You may have realized that estate planning and distribution can get expensive, fast. For many, the simplest solution to avoid paying estate taxes is to instead give away their estate during their lifetime so that there isn’t anything left to tax. But not so fast. Gift taxes are federally imposed taxes that put limits on how much you can give away annually during your lifetime tax-free. As you begin estate planning, it’s important to understand what gift taxes are, why they exist, and who pays them.
What is Considered A Gift?
A gift in the eyes of the federal government is seen as the transfer of property or funds from one individual to another without any payment or presumption of payment attached.
What Are Gift Taxes?
Gift taxes are a 40% tax on gifts imposed by the federal government on gifts that exceed the annual tax exempt threshold.
Gift taxes were put in place to keep wealthy families from evading estate taxes by transferring assets tax-free.
Who Needs to Pay Gift Taxes?
Gift taxes are paid by individuals who give above the annual exclusion. In 2022, individuals are able to give up to $16,000 tax-free.
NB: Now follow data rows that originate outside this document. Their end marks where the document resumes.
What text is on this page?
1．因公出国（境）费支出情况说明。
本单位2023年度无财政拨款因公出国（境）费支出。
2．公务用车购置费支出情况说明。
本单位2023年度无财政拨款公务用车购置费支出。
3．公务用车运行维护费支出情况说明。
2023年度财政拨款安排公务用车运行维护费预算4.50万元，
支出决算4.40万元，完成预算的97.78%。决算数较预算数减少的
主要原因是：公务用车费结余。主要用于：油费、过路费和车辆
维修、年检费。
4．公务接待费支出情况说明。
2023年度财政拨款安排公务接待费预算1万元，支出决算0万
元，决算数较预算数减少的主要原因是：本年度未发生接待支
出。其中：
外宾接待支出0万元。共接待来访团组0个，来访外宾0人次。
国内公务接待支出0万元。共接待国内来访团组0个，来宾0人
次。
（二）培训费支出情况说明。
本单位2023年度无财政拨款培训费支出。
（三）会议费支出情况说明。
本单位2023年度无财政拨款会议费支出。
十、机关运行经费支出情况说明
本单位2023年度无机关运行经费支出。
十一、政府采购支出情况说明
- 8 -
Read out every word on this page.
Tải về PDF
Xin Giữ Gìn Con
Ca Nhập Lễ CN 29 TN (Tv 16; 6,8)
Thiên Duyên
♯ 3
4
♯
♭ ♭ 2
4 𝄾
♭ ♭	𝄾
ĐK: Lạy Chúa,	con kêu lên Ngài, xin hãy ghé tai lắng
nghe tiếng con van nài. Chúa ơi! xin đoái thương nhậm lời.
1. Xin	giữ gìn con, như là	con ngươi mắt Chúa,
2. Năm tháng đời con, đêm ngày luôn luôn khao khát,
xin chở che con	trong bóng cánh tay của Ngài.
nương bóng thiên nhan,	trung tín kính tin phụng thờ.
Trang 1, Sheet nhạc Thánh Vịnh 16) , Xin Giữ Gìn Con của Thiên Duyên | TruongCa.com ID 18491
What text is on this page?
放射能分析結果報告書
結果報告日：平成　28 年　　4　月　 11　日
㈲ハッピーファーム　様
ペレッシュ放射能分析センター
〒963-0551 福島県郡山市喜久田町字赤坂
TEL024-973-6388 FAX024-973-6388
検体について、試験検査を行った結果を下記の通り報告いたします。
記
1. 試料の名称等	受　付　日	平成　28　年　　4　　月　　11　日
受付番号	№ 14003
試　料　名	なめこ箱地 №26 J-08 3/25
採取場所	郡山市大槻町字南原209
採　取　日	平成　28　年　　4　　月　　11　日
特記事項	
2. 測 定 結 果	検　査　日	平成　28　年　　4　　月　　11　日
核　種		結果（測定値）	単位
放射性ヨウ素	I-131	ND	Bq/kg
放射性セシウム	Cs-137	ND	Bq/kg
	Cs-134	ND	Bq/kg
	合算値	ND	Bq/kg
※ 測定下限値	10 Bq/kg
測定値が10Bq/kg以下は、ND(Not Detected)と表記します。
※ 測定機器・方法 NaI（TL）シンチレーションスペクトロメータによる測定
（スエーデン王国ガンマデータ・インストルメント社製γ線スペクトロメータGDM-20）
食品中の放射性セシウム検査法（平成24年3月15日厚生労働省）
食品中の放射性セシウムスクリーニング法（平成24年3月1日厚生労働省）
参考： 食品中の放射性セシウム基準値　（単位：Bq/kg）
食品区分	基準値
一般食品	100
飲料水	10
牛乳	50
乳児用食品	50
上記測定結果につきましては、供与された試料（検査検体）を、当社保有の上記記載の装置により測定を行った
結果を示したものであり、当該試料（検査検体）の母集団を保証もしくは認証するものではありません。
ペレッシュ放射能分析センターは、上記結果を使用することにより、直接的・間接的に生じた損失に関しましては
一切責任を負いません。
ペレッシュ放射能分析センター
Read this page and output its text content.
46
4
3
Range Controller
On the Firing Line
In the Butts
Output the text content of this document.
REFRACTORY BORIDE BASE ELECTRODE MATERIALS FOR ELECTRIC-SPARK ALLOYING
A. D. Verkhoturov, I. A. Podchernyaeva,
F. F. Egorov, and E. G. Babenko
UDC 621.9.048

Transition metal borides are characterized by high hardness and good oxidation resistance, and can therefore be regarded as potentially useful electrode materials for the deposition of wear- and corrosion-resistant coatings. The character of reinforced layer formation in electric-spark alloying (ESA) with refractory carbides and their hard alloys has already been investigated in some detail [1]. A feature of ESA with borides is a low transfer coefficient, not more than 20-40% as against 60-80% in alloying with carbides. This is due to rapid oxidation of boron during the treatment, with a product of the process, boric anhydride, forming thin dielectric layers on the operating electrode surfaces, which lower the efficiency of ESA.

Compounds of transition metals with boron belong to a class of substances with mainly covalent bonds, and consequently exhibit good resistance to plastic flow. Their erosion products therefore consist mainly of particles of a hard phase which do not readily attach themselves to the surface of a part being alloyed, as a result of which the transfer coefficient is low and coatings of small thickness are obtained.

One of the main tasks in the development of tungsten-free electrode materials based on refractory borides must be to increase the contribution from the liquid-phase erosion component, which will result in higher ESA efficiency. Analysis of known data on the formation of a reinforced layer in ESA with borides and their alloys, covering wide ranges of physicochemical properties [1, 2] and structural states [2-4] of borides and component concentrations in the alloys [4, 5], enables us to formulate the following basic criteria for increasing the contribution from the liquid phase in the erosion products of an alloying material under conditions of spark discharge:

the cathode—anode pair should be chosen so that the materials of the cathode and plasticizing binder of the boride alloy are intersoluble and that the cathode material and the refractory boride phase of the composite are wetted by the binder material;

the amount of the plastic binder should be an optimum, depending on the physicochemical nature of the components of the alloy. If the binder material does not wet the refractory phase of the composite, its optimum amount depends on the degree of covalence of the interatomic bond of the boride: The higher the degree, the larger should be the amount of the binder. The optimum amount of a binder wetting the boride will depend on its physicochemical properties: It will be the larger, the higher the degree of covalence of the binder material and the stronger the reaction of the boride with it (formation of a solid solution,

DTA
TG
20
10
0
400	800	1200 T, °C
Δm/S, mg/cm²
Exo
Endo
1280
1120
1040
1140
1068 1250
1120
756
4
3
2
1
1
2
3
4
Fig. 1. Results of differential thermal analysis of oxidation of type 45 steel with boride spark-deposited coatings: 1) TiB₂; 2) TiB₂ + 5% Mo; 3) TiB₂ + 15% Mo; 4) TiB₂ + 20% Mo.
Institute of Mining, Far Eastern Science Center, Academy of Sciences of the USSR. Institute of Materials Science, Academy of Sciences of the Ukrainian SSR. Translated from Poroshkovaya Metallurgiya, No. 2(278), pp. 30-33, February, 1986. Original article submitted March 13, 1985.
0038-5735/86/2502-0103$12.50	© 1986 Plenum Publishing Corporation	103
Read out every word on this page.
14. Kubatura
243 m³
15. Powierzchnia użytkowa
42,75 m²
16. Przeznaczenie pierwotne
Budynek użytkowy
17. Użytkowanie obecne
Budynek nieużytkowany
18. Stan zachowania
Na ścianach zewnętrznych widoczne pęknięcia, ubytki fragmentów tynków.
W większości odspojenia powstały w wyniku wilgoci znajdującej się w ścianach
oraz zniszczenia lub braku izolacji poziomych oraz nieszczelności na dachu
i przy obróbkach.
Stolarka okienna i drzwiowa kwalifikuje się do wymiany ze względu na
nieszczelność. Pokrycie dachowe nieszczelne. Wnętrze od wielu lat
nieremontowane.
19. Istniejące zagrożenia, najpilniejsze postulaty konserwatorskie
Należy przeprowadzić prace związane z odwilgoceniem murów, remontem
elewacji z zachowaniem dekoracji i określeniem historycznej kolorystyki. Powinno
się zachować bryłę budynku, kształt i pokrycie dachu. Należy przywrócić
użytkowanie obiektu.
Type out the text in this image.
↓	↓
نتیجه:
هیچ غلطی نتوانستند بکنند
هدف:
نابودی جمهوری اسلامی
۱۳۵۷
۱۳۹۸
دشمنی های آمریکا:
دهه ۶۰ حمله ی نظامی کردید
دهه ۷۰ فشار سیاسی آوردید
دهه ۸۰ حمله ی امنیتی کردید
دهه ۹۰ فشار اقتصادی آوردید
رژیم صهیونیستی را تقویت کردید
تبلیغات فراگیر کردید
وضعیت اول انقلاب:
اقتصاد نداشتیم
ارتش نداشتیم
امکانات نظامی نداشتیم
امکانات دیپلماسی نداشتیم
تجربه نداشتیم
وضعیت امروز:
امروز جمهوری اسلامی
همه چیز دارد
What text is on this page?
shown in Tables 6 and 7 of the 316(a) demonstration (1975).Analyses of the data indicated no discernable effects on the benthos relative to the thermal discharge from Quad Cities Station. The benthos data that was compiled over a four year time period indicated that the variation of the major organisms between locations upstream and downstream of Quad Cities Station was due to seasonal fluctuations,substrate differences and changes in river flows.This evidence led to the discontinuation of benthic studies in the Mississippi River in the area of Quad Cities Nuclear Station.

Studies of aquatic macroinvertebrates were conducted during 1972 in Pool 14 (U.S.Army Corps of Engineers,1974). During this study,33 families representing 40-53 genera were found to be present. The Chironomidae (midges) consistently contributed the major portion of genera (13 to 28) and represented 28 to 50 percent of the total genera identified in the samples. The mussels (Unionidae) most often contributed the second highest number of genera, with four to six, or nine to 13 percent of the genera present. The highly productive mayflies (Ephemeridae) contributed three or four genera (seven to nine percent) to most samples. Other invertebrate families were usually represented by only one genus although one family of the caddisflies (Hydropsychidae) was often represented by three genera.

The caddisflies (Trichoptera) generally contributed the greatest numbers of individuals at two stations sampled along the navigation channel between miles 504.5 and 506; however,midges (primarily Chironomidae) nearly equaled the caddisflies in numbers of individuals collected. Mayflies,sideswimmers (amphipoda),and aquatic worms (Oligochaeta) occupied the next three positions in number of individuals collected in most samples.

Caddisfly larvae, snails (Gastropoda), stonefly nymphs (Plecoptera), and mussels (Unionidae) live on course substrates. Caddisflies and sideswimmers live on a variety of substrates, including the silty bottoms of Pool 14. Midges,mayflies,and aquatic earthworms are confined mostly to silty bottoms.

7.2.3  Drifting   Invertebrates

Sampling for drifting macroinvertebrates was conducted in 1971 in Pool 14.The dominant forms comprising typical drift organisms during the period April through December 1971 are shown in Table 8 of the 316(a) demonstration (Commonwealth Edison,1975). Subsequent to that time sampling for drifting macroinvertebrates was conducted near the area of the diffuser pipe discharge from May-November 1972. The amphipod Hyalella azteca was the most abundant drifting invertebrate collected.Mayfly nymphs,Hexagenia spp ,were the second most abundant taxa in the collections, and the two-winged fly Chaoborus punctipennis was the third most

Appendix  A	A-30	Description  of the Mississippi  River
For married couples, this number doubles to $32,000. These numbers are $15,000 and $30,000 respectively for the 2021 tax year.
This means that whether you’re sending money off to grandchildren, nieces, nephews, or helping out a friend, you personally can give up to $16,000 without owing anything in taxes.
Let’s say, for example, you decide to help a grandchild out with college and write them a check for $7,000. Because that $7,000 is below the annual exclusion of $16,000, that gift cannot be taxed.
Now let’s change the situation slightly. Instead of giving $7,000 to your grandchild, you give $25,000. Under the annual exclusion, the first $16,000 is “free”, or untaxed. However, the additional $9,000 will count as a taxable gift.
If your gift exceeds the annual exclusion you’ll also be asked to fill out form 709.
Keep in mind that while taxed, this gift tax is not paid outright. Instead, it accrues and is deducted from the lifetime exemption amount. It’s also important to note that annual exclusions only apply to present interest gifts.
For example, if you give $5,000 to a family member directly to use today, that amount is included within the annual exclusion and therefore non-taxable.
However, if that amount were to be instead added to a trust, or a “future” interest, that gift becomes exempt for the annual exclusion and is therefore taxable.
The IRS allows a maximum of 12.06 million to be sheltered before federal taxes kick in (2022). For 2021 this number is 11.7 million. If you give a gift above the annual exclusion, the taxable portion is applied to this amount. This threshold is the same for estate taxes. Essentially, gift taxes help to ensure that property and assets get taxed, both during your lifetime and after.
Estates that are below the 12.06 million dollar threshold are exempt from estate taxes, When states are valued above this number, they become taxable.
So, what happens if someone passes away with an estate less than 12.06 million?
Portability election allows the executor of a will to receive the remainder of a spouse’s exclusion amount to add to their own estate.
Let’s say that a married man passes away with an estate valued at 8 million. As the executor of his estate, his wife may file an estate tax return so she can make portability elections so that unused exclusion amount can be added to her’s.